By Irina Slav
Despite oil prices trading in a range that should have stimulated a notable improvement in consumption, the world actually consumed just 1.6 percent more oil between June and August this year than last, data from the Joint Organisations Data Initiative has shown.
Reuters’ John Kemp quotes the data, noting that this lackluster demand growth was the fastest growth rate since the start of the year and followed a consumption decline in the previous three-month period, but added that most of this growth came from China. And if it weren’t for China, the picture would look even worse.
Excluding China, the 18 largest consumers of oil globally would have recorded a combined consumption decline of 0.9 percent in June-August.

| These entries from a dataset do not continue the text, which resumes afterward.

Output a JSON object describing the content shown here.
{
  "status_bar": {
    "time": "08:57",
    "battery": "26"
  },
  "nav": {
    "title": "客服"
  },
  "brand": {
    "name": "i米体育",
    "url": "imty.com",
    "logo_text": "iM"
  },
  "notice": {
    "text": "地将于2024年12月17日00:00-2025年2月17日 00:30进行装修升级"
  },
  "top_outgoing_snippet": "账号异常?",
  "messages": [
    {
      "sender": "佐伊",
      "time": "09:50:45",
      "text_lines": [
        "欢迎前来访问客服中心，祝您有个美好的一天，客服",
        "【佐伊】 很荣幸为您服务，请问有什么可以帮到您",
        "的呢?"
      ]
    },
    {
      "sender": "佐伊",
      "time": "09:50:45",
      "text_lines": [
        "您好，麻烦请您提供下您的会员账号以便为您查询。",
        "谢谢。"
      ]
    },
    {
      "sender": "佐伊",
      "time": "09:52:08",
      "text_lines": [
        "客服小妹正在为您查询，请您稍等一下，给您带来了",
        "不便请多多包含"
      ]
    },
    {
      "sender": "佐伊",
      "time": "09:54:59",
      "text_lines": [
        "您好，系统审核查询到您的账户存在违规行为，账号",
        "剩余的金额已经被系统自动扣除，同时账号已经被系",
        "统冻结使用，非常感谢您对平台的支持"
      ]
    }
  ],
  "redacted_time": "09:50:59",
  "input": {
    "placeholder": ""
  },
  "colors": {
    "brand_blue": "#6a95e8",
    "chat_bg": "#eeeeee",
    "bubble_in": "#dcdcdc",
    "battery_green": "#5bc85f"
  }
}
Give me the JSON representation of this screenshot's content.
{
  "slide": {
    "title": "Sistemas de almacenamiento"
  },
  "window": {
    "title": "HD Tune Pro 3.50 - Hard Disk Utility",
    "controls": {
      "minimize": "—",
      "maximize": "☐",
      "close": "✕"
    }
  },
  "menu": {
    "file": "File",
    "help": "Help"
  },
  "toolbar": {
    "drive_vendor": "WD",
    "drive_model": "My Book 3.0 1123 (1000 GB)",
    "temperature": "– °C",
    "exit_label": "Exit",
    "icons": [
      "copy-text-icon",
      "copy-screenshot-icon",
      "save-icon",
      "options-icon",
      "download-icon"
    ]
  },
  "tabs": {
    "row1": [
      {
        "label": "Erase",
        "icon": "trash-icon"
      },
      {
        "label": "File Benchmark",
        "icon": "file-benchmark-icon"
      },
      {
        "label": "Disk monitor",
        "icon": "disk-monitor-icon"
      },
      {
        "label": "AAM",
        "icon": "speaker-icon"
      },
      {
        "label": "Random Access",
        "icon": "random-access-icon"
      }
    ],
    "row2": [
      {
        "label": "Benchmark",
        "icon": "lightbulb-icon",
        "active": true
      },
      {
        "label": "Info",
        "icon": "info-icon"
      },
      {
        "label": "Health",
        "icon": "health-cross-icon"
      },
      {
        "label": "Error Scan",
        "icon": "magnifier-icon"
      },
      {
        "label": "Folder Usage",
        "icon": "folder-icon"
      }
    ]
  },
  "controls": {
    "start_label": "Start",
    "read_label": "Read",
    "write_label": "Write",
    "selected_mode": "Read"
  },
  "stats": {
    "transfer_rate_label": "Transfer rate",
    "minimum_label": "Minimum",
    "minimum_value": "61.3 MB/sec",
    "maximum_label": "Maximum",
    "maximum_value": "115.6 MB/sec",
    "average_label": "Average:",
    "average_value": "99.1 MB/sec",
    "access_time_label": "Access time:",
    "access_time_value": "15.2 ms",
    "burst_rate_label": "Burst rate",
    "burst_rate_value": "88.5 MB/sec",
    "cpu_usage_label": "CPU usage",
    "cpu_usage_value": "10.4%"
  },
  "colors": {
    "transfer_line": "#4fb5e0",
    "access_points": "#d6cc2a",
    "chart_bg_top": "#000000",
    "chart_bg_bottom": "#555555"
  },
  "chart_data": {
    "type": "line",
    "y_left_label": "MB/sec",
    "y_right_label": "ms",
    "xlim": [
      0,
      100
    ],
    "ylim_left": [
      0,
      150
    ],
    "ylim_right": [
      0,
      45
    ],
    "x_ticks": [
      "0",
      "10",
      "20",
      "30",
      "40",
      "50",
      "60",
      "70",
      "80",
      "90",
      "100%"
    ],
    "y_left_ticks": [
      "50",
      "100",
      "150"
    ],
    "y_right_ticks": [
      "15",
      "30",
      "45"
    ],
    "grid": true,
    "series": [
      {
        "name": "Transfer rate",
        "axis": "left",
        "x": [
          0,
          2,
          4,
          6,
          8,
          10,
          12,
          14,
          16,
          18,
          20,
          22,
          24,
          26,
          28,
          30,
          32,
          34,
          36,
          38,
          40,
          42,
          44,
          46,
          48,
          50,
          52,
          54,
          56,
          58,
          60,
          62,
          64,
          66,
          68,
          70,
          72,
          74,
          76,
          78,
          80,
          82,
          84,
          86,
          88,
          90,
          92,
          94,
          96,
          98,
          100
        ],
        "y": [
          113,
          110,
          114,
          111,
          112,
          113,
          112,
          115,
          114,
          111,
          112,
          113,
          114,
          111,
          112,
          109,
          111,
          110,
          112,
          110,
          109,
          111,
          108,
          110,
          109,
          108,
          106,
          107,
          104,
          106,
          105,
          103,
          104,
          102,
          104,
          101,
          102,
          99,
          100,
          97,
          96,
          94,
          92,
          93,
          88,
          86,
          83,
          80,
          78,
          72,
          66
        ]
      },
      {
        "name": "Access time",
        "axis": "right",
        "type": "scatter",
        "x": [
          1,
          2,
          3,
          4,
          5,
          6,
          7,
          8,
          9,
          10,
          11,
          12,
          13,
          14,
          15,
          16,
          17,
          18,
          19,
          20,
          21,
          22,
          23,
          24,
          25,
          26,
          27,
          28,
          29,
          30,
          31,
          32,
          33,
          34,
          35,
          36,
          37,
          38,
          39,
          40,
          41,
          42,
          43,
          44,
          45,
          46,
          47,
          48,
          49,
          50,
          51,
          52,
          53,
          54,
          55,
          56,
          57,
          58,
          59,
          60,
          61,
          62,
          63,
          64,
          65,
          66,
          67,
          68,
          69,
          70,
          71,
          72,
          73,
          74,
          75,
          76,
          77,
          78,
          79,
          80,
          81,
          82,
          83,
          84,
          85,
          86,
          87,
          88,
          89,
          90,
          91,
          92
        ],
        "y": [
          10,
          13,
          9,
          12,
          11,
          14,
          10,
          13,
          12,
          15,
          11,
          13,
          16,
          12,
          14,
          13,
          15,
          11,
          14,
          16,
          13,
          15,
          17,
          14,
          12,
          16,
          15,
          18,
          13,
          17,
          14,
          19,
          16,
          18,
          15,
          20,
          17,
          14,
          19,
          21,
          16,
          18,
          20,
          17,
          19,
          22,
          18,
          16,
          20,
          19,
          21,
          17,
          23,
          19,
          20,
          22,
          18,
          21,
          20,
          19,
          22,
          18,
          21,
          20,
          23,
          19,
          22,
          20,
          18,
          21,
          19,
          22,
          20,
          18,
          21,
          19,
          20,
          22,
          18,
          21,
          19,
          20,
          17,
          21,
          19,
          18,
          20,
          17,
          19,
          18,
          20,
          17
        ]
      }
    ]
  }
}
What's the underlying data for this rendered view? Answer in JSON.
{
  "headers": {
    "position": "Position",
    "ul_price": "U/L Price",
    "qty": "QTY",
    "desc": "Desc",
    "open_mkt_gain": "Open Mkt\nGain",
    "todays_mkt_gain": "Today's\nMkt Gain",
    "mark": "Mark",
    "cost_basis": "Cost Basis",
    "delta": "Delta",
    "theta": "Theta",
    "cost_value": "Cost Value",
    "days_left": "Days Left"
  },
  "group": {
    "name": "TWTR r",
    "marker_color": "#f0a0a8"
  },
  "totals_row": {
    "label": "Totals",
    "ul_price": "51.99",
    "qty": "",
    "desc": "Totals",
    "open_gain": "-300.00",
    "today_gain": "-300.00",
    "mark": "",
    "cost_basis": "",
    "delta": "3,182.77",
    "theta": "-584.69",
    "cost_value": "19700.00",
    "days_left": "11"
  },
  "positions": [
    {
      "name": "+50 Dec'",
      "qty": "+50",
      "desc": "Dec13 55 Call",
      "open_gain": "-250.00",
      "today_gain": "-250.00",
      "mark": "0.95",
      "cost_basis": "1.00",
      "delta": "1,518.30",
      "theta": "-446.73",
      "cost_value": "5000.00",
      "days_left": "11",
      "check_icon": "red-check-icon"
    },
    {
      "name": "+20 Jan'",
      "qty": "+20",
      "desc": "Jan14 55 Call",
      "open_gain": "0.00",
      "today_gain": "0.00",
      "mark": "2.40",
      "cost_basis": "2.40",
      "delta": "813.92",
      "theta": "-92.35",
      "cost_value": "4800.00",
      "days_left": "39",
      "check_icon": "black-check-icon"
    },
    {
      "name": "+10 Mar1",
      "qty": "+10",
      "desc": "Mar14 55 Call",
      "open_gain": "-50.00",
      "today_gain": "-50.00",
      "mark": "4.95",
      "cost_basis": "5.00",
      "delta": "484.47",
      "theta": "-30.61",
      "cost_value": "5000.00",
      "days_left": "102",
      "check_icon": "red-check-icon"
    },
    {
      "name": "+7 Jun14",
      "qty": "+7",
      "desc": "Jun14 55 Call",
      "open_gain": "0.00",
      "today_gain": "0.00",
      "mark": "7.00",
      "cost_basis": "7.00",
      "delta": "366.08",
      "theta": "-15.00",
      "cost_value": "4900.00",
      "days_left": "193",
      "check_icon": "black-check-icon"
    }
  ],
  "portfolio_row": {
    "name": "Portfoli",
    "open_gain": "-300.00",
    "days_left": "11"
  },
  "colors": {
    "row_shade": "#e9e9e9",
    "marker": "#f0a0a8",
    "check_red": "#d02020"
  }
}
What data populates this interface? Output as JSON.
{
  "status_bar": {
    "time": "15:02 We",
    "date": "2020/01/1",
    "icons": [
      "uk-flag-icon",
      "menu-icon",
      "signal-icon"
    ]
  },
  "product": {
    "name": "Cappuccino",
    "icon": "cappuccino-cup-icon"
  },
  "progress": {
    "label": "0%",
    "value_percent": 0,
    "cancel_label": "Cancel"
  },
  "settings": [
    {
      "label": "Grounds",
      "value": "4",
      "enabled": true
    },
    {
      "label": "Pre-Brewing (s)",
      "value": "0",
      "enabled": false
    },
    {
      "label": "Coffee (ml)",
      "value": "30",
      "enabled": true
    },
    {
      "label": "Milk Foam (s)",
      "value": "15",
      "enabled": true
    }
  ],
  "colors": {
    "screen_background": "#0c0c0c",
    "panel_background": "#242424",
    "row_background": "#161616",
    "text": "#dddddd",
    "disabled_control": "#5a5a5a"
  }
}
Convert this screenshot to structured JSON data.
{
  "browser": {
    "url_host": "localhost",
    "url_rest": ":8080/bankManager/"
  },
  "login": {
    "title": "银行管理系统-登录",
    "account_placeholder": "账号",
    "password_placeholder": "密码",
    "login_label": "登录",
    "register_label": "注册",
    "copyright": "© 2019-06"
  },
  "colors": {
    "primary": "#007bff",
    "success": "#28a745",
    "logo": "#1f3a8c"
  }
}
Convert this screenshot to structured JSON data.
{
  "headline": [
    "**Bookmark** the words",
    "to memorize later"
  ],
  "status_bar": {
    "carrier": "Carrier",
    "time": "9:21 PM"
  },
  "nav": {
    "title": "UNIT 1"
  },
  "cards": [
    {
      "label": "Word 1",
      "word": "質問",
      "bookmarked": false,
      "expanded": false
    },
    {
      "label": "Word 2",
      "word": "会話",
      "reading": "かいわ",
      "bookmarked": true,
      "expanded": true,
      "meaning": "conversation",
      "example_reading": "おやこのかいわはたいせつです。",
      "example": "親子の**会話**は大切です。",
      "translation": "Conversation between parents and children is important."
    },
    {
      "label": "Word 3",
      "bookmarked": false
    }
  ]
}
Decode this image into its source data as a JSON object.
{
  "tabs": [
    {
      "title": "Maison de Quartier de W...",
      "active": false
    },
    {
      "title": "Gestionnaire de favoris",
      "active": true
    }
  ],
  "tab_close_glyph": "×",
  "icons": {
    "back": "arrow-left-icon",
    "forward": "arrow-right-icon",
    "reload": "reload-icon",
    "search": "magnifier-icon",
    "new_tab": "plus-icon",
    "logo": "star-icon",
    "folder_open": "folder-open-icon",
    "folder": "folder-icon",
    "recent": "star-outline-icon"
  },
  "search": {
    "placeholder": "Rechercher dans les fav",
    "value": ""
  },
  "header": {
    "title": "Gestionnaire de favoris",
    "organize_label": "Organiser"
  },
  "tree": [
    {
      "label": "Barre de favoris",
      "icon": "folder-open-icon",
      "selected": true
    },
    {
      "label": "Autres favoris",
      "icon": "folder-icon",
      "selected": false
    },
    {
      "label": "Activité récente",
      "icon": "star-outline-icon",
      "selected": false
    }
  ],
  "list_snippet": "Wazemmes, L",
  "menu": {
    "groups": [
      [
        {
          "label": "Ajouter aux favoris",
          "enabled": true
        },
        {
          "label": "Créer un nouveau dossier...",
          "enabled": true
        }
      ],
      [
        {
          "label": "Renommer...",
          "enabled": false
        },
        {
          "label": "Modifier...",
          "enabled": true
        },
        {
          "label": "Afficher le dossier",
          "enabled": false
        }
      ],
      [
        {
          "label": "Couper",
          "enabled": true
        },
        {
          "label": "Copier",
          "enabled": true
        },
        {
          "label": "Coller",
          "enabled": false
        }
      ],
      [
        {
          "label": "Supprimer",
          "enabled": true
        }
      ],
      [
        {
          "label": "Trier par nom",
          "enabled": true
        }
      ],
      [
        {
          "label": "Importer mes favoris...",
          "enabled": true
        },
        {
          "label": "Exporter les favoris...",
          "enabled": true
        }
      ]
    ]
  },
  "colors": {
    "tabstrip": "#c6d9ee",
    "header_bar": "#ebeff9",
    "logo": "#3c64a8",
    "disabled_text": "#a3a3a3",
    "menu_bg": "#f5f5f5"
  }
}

The spike in oil consumption in China is easily explained: a 400,000-bpd new refinery came on stream in May this year and another one with the same capacity was put into operation later. This spurred a jump in oil imports that may not reflect consumption trends accurately or simply do not fit with economic growth figures.
But even if China’s economy has not been growing as strongly as before, it is growing, unlike some other large economies.
European economies are trudging along, doing little more than hanging on, with the European Union’s economic engine, Germany, narrowly avoiding a recession in the third quarter.
India has been posting positive growth rates, but these have been slowing down for six quarters in a row, and analysts are revising their future growth projections downward.
Elsewhere, manufacturing activity has been weak, Kemp notes, and freight movements have declined, too.
The American economy has indeed continued to grow, but this does not mean that talk about a recession around the corner has ended. Whatever the Fed or any other agency is saying, the worry persists.
Of course, the continuing trade war between the U.S. and China has also had its part to play, though arguably not as large a role as the heightened tension in the Middle East, which resulted in higher freight rates after insurers upped their premiums for tankers passing through the Gulf. Between April and June, insurance rates soared tenfold, no doubt affecting oil consumption.
The consumption situation is not particularly optimistic for oil prices and yet, as Kemp noted in an earlier column, a lot of oil traders are still bullish for 2020, despite a number of forecasts that should cause pessimism, with the IEA, OPEC, and the EIA all expecting continued strong growth in U.S. oil production that will weigh on the global balance between supply and demand and tip it into a surplus.
It seems, however, that many are betting against these forecasts, expecting the effects of U.S. sanctions on Venezuela and Iran to continue having a limiting effect on supply while persistently low prices slow down the growth in U.S. shale production.
We are already seeing sings of a slowdown in U.S. shale as WTI stays below $60 a barrel.
The expectation of tightening supply leading to higher prices is not new. It’s been around for a while, but supply has yet to tighten enough to push prices substantially higher. It is also doubtful this will ever happen: large importers have become sensitive to price movements, and some of them—China specifically—have used the lower-for-longer situation to fill up its oil storages, so it can stop buying the moment prices become uncomfortably high. This would in turn push them back down.
In this context, any pickup in demand next year is likely to be in response to lower prices, as long as they fall low enough. Reports of another OPEC+ cuts extension, however, make this unlikely, unless traders factor in the cuts extension. It has happened before with OPEC cuts, which have seen prices fall rather than rise.